Key Cost Saving Components in our Custom Build

The biggest custom savings came from the X-Fusion fork, which runs about $400 less than a comparable RockShox or Fox. Miniskibum noticed no significant difference here, so this was a no brainer. Only time will tell about long term durability, but my Fox forks seem to need a lot of maintenance, so I’m not concerned.

Tires are Vee Rubber Trail Takers, which look like, and seem to perform like, Kenda Nevegals. Miniskibum say’s they’re perfectly adequate, but he’s looking forward to when they wear out so he can replace them with his beloved Continental Trail Kings.

We don’t always find bargain components we’re willing to cut corners for–in this case we didn’t want to drop below an X9 or XT level on the rear derailleur.

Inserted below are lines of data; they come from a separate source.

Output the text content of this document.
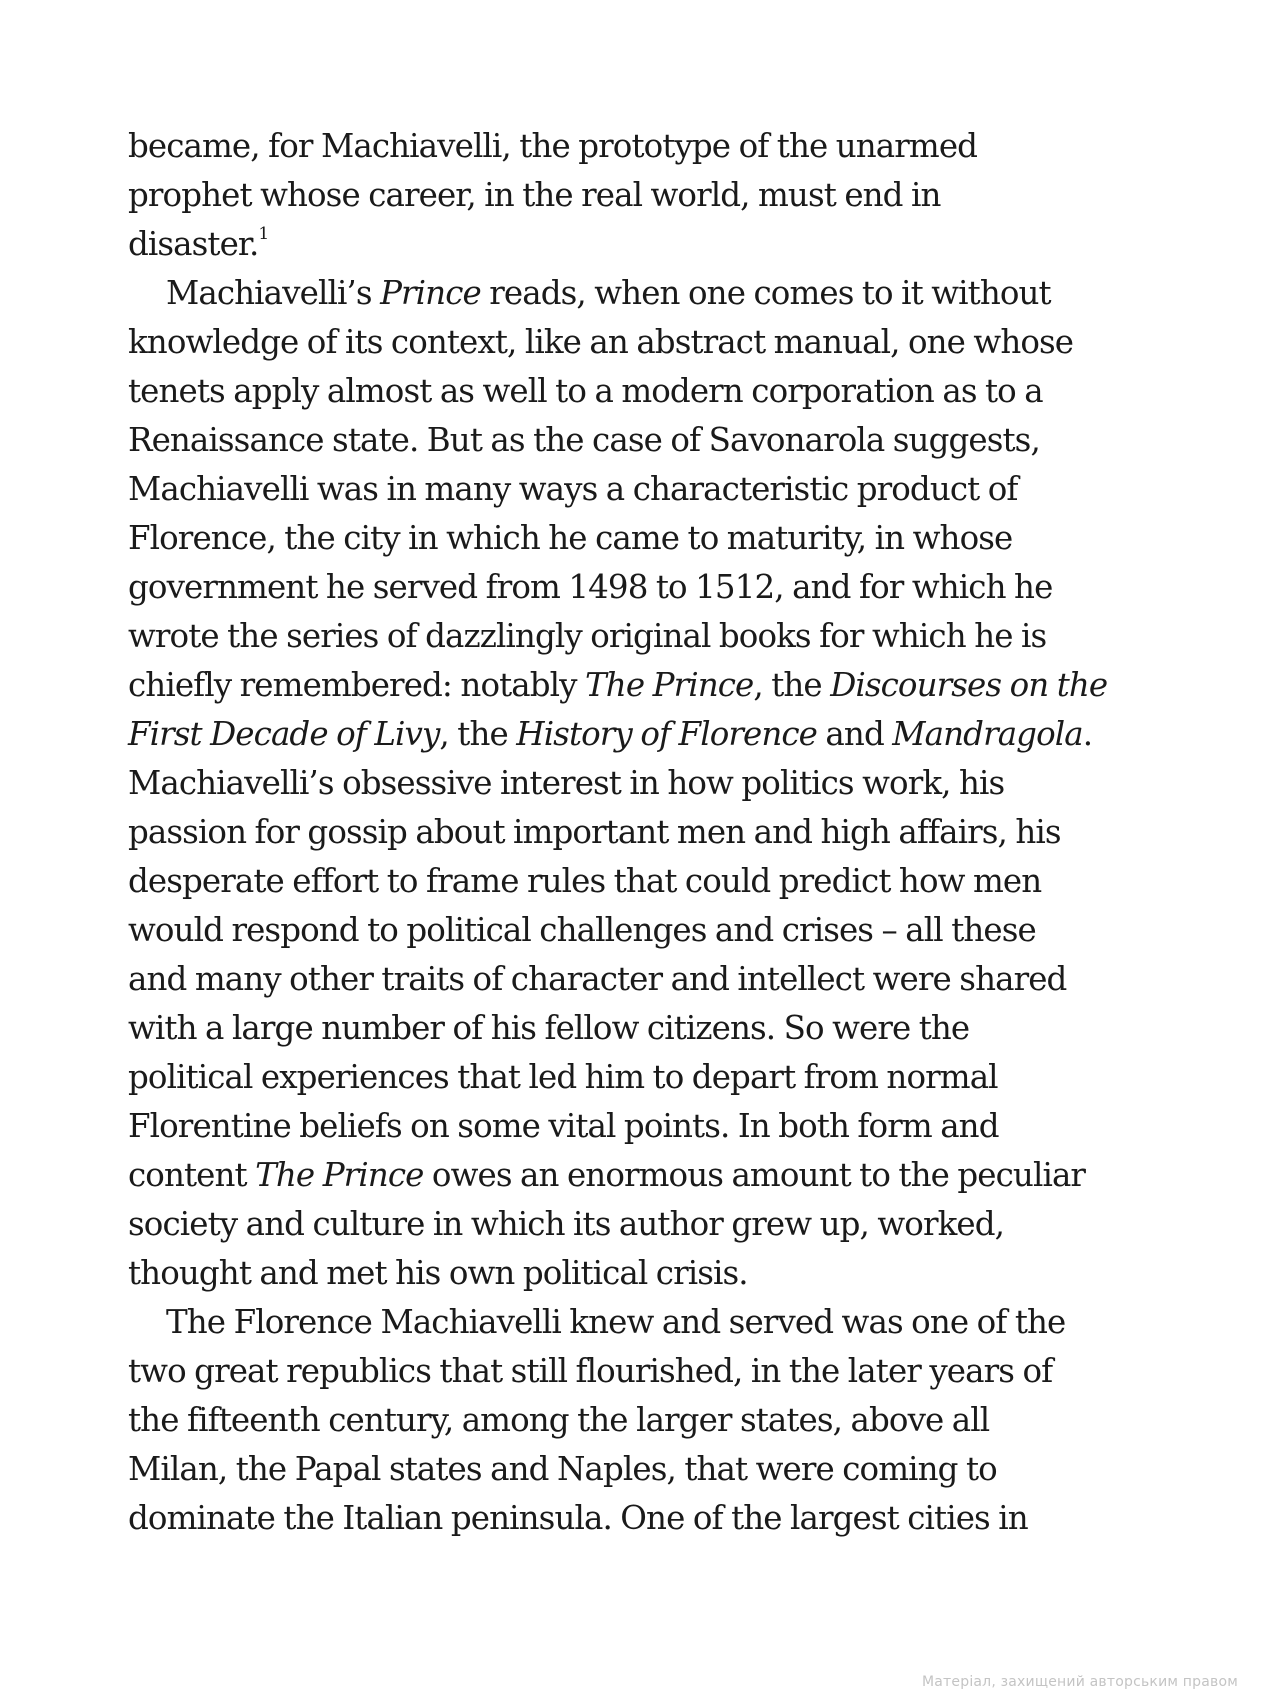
became, for Machiavelli, the prototype of the unarmed
prophet whose career, in the real world, must end in
disaster.$^1$

Machiavelli’s Prince reads, when one comes to it without
knowledge of its context, like an abstract manual, one whose
tenets apply almost as well to a modern corporation as to a
Renaissance state. But as the case of Savonarola suggests,
Machiavelli was in many ways a characteristic product of
Florence, the city in which he came to maturity, in whose
government he served from 1498 to 1512, and for which he
wrote the series of dazzlingly original books for which he is
chiefly remembered: notably The Prince, the Discourses on the
First Decade of Livy, the History of Florence and Mandragola.
Machiavelli’s obsessive interest in how politics work, his
passion for gossip about important men and high affairs, his
desperate effort to frame rules that could predict how men
would respond to political challenges and crises – all these
and many other traits of character and intellect were shared
with a large number of his fellow citizens. So were the
political experiences that led him to depart from normal
Florentine beliefs on some vital points. In both form and
content The Prince owes an enormous amount to the peculiar
society and culture in which its author grew up, worked,
thought and met his own political crisis.

The Florence Machiavelli knew and served was one of the
two great republics that still flourished, in the later years of
the fifteenth century, among the larger states, above all
Milan, the Papal states and Naples, that were coming to
dominate the Italian peninsula. One of the largest cities in

Матеріал, захищений авторським правом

The build saves money by skipping household names on certain other components like handlebar, seatpost, and stem. The brakes are Avid, but they are the entry level Elixir 1s, which are still a huge upgrade from the mechanical discs he was running on the ol’ tank. They provide plenty of reliable stopping power, giving him more confidence to rip the steep gnar.

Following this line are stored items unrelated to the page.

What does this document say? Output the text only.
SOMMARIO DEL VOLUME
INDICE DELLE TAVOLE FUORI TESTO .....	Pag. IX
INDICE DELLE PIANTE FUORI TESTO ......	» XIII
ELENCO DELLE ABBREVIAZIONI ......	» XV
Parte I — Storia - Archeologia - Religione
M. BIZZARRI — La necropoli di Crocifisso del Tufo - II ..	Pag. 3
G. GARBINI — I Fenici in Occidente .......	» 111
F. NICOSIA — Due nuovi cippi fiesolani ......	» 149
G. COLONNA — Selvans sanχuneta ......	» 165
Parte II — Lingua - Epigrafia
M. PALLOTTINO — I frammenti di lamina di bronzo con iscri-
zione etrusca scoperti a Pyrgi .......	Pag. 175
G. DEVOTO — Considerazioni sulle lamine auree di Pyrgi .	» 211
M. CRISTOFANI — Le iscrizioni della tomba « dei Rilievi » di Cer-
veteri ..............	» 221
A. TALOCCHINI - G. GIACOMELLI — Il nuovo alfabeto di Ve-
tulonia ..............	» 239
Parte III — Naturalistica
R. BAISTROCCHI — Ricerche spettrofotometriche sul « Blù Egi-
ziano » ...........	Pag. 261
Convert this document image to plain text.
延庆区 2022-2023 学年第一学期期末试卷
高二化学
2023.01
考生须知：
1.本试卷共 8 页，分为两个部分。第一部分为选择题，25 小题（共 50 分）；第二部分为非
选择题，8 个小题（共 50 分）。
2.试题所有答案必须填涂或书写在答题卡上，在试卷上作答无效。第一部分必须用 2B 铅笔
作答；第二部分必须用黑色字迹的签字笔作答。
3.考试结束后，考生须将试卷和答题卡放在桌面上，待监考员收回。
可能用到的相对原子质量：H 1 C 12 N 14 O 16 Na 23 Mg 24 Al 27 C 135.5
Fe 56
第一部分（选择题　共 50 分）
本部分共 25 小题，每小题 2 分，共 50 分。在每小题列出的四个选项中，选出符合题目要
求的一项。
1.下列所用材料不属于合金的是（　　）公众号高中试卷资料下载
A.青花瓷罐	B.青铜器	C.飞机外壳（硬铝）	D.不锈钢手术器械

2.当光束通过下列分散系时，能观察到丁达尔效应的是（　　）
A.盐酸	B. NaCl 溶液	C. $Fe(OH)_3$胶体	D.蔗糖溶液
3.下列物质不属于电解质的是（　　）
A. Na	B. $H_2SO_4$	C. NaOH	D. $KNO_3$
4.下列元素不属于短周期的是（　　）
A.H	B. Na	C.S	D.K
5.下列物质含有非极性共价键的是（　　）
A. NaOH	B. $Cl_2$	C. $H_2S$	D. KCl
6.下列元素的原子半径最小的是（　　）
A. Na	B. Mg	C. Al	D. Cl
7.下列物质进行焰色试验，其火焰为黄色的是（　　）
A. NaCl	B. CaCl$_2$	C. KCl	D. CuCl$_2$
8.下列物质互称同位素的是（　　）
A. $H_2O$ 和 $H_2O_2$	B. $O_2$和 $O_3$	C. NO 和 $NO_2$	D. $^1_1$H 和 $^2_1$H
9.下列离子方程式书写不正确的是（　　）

Y’know, I think this custom build is going to work out just fine!

In the end, our custom bike buying experience was exceptional thanks to a great shop and some really good luck. If you’re ready to replace your rig and you think you may like a tweak here or there, or even a bicycle built just for you, it’s worth seeking out a shop which can accommodate your desires. Even without winning a drawing, you may end up with more than you bargained for, and I mean that in a good way.

On his first ride on the new rig, Miniskibum cleaned the “Improv,” a heinously technical stretch top to bottom, for the first time. Was it the bike or the rider? Probably a good deal of both.

Thanks to Mike & Chelle at Timberline Bikes for taking such good care of us!